Я делал молодой девушке радиальную кератотомию. Моего заведующего отделением и других более опытных хирургов тогда не было со мной. Волновался я сильно и чуть глубже сделал надрез роговицы, получив прокол и небольшую гипотомию глаза. Уверенный, что неловко нанес пациентке серьезную травму, я запаниковал. Под микроскопом масштаб проблемы казался гораздо больше, и степень моего страха тоже во много раз увеличивалась. Как же теперь быть? Как лечить?
И тут, как назло, подключается Святослав Николаевич и спрашивает:
– Кто оперирует?
– Да вот… я, Гусев Юрий, доктор из отделения хирургического лечения диабетической ретинопатии и патологии оперированного глаза, – пробормотал я, ожидая разноса.
Но он, наоборот, подбодрил меня, сказав:
– Продолжайте, только переднюю камеру восстановите. Все нормально, все идет хорошо.
Я так и сделал, как сказал Святослав Николаевич. Закончил операцию хорошо. Понаблюдал эту девушку, через несколько часов у нее никаких негативных последствий не было, а позитивный эффект по зрению был в итоге достигнут. Я считаю, что это было не просто «боевое крещение». Своей поддержкой великий Фёдоров дал старт моей карьере хирурга-офтальмолога, который обязан быть тщательным и осторожным, но не имеет права на страх и нерешительность.

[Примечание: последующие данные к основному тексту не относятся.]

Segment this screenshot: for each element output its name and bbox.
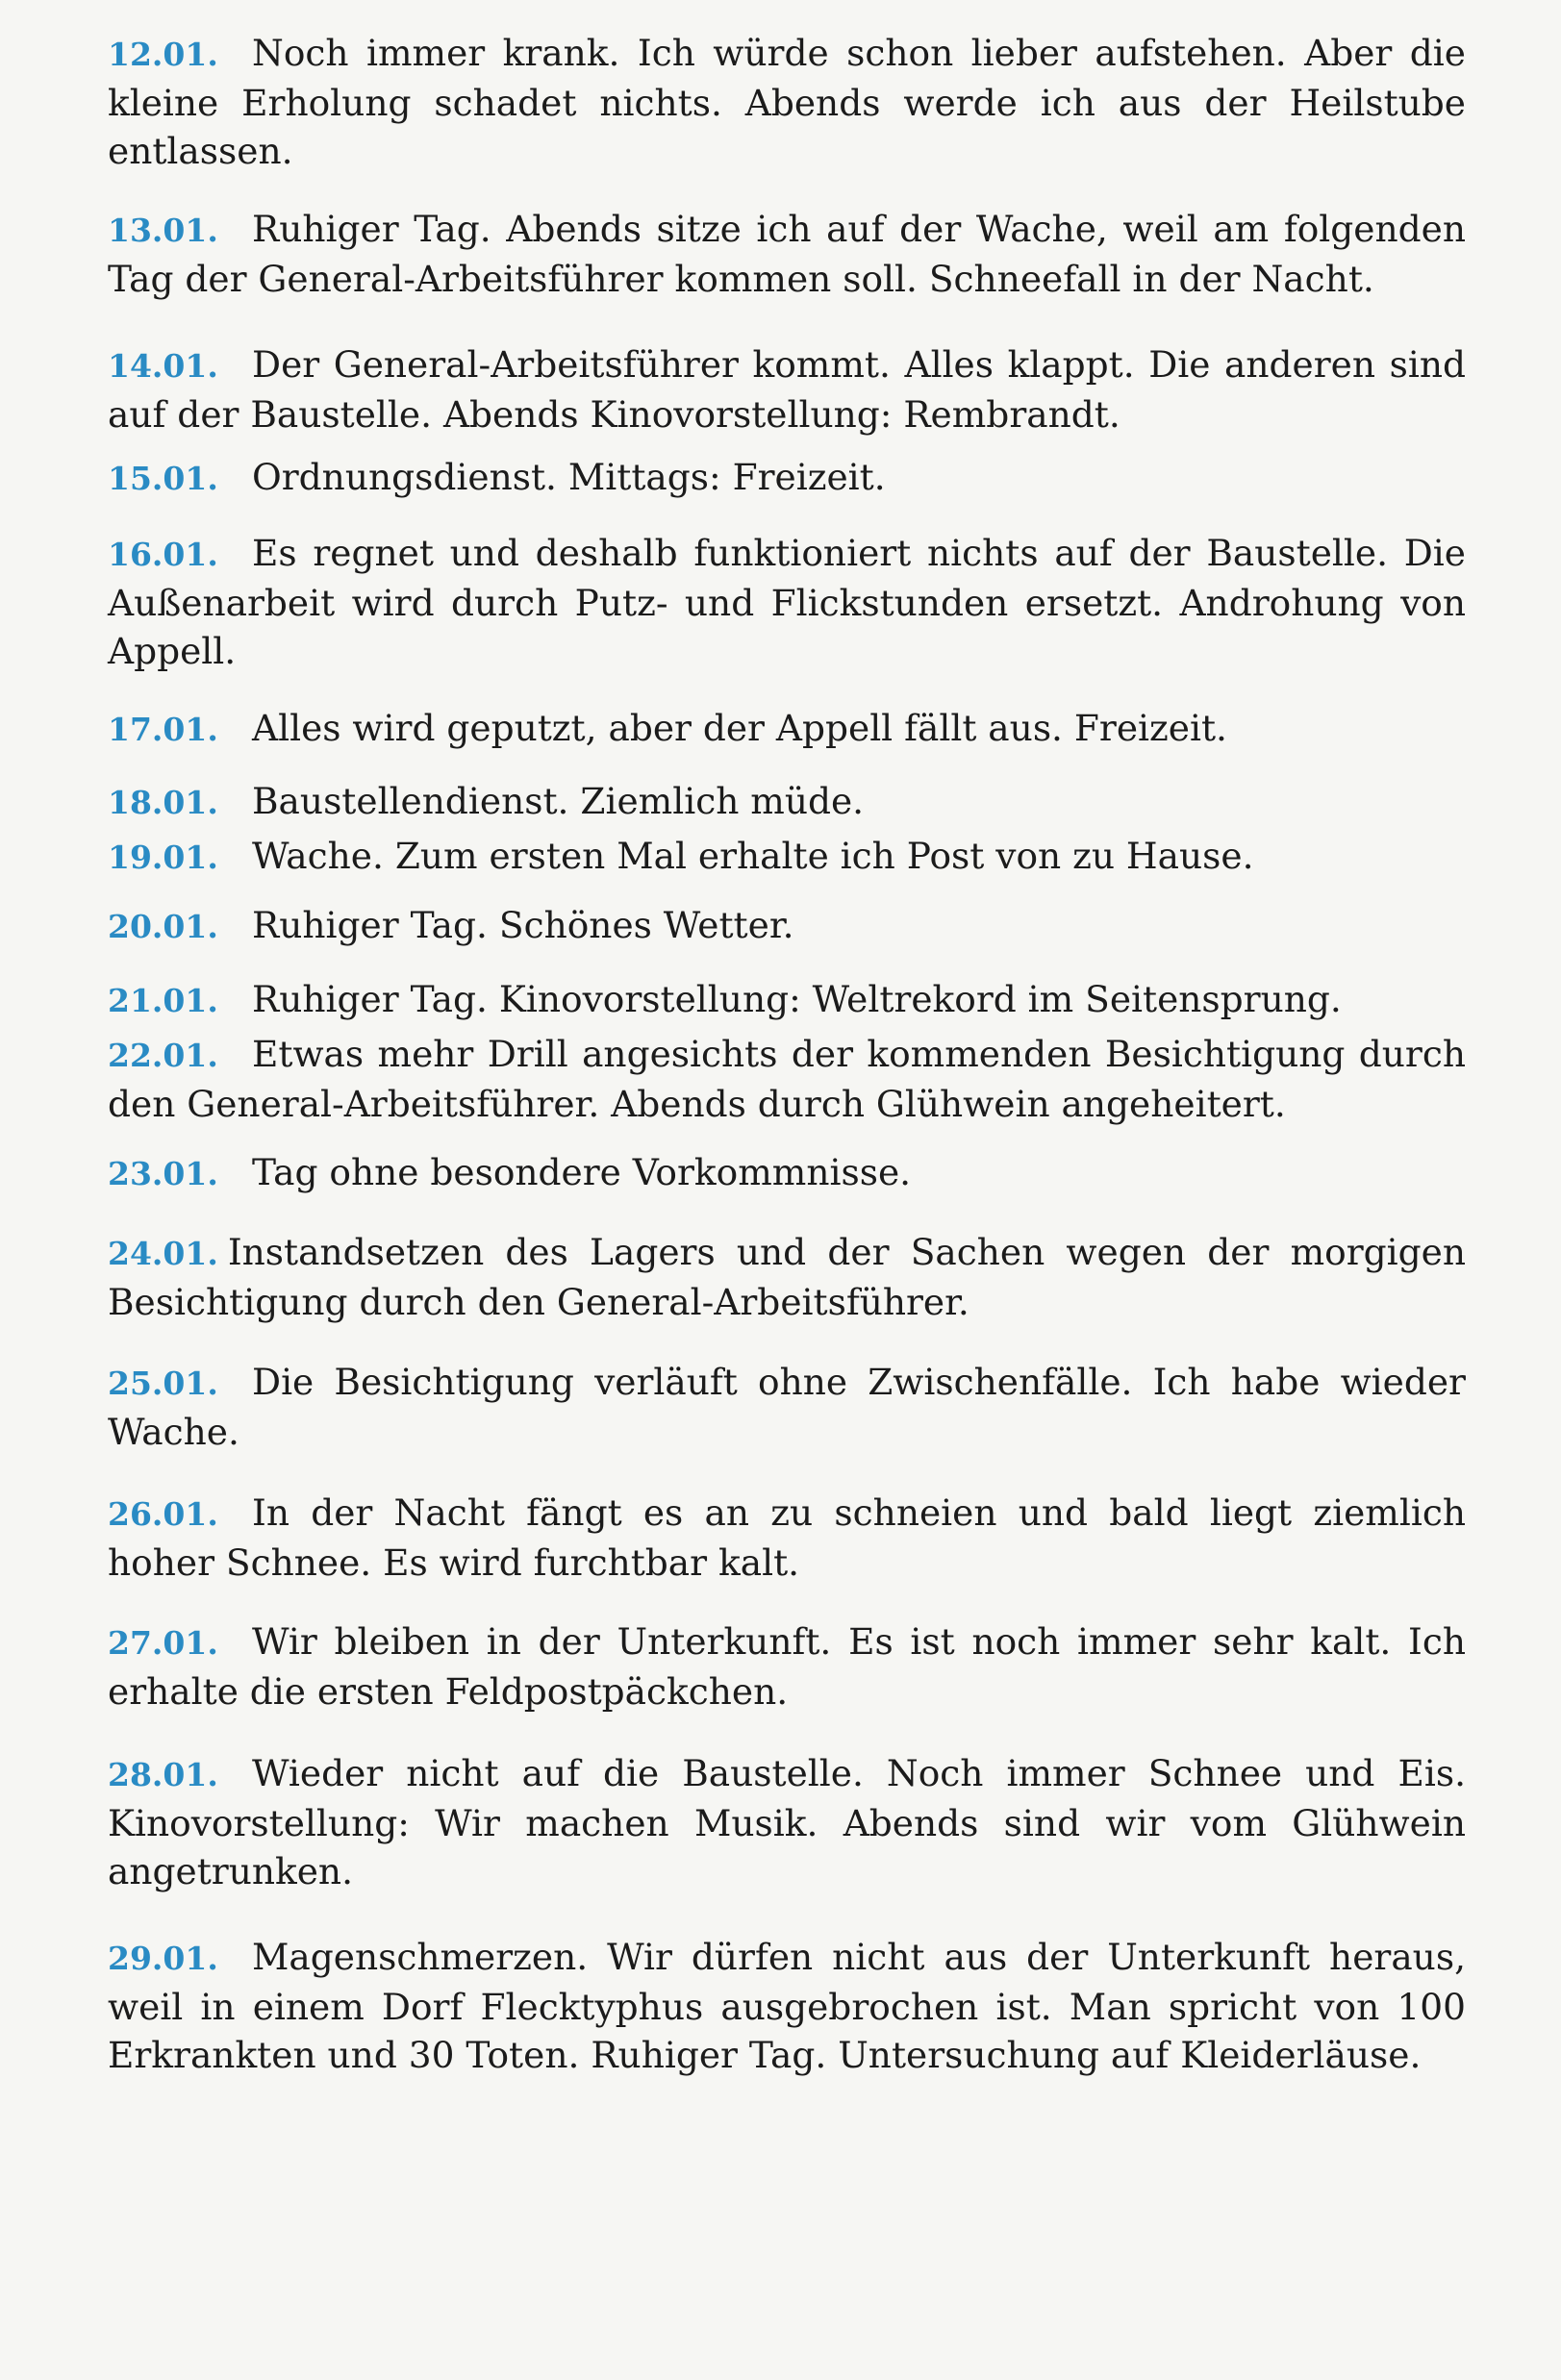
diary-entry [108,1358,1466,1456]
diary-entry [108,975,1466,1025]
entry-date: 27.01. [108,1624,218,1662]
entry-text: Tag ohne besondere Vorkommnisse. [252,1151,912,1193]
diary-entry [108,1228,1466,1326]
diary-entry [108,704,1466,754]
entry-text: Etwas mehr Drill angesichts der kommenden Besichtigung durch den General-Arbeitsführer. Abends durch Glühwein angeheitert. [108,1033,1466,1125]
entry-date: 28.01. [108,1756,218,1793]
entry-date: 19.01. [108,839,218,876]
diary-entry [108,832,1466,882]
diary-entry [108,340,1466,438]
entry-date: 23.01. [108,1155,218,1192]
diary-entry [108,529,1466,675]
entry-date: 12.01. [108,36,218,73]
entry-text: Der General-Arbeitsführer kommt. Alles klappt. Die anderen sind auf der Baustelle. Abends Kinovorstellung: Rembrandt. [108,343,1466,436]
diary-entry [108,901,1466,951]
entry-date: 24.01. [108,1235,218,1272]
entry-text: Baustellendienst. Ziemlich müde. [252,780,865,822]
entry-date: 14.01. [108,347,218,385]
entry-text: Ruhiger Tag. Schönes Wetter. [252,904,794,946]
entry-text: Alles wird geputzt, aber der Appell fällt aus. Freizeit. [252,707,1227,749]
diary-entry [108,29,1466,175]
entry-date: 20.01. [108,908,218,945]
entry-date: 29.01. [108,1940,218,1977]
diary-entry [108,453,1466,503]
entry-date: 15.01. [108,460,218,497]
entry-text: Ruhiger Tag. Abends sitze ich auf der Wache, weil am folgenden Tag der General-Arbeitsführer kommen soll. Schneefall in der Nacht. [108,208,1466,300]
diary-entry [108,1749,1466,1895]
entry-date: 21.01. [108,982,218,1019]
diary-entry [108,1933,1466,2079]
diary-page [108,29,1466,2079]
entry-text: Instandsetzen des Lagers und der Sachen wegen der morgigen Besichtigung durch den General-Arbeitsführer. [108,1231,1466,1323]
entry-text: Die Besichtigung verläuft ohne Zwischenfälle. Ich habe wieder Wache. [108,1361,1466,1453]
entry-text: Es regnet und deshalb funktioniert nichts auf der Baustelle. Die Außenarbeit wird durch Putz- und Flickstunden ersetzt. Androhung von Appell. [108,532,1466,672]
entry-date: 26.01. [108,1495,218,1533]
entry-text: Noch immer krank. Ich würde schon lieber aufstehen. Aber die kleine Erholung schadet nichts. Abends werde ich aus der Heilstube entlassen. [108,32,1466,172]
diary-entry [108,777,1466,827]
diary-entry [108,1617,1466,1716]
entry-text: In der Nacht fängt es an zu schneien und bald liegt ziemlich hoher Schnee. Es wird furchtbar kalt. [108,1491,1466,1584]
entry-date: 22.01. [108,1037,218,1074]
entry-text: Wache. Zum ersten Mal erhalte ich Post von zu Hause. [252,835,1254,877]
entry-date: 25.01. [108,1365,218,1402]
entry-text: Magenschmerzen. Wir dürfen nicht aus der Unterkunft heraus, weil in einem Dorf Flecktyphus ausgebrochen ist. Man spricht von 100 Erkrankten und 30 Toten. Ruhiger Tag. Untersuchung auf Kleiderläuse. [108,1936,1466,2076]
entry-text: Wir bleiben in der Unterkunft. Es ist noch immer sehr kalt. Ich erhalte die ersten Feldpostpäckchen. [108,1620,1466,1713]
entry-date: 17.01. [108,711,218,748]
entry-text: Ordnungsdienst. Mittags: Freizeit. [252,456,886,498]
entry-date: 13.01. [108,212,218,249]
diary-entry [108,205,1466,303]
entry-date: 18.01. [108,784,218,821]
diary-entry [108,1030,1466,1128]
entry-date: 16.01. [108,536,218,573]
entry-text: Ruhiger Tag. Kinovorstellung: Weltrekord im Seitensprung. [252,978,1342,1020]
diary-entry [108,1489,1466,1587]
entry-text: Wieder nicht auf die Baustelle. Noch immer Schnee und Eis. Kinovorstellung: Wir machen Musik. Abends sind wir vom Glühwein angetrunken. [108,1752,1466,1892]
diary-entry [108,1148,1466,1198]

Надо сказать, что при радиальной кератотомии перфорация (прокол) роговицы была частым осложнением. Разрез роговицы нужно было делать как можно глубже – чем глубже надрез, тем лучше послеоперационный результат. Опытные хирурги специально делали микроскопические проколы, что позволяло компенсировать близорукость высокой степени эффективнее, чем при стандартных операциях. Стандартной операцией убиралось до −6 диоптрий, то есть у пациентов с миопией большей степени до «единицы» зрение не компенсировалось. За счет более глубоких разрезов с микроперфорациями можно было убрать до −7 и даже до −8 диоптрий, что мы и делали, когда позволяло строение глаза. Мы делали очень много радиальных кератотомий – это было ноу-хау нашего института, к нам выстраивались очереди из желающих избавиться от очков.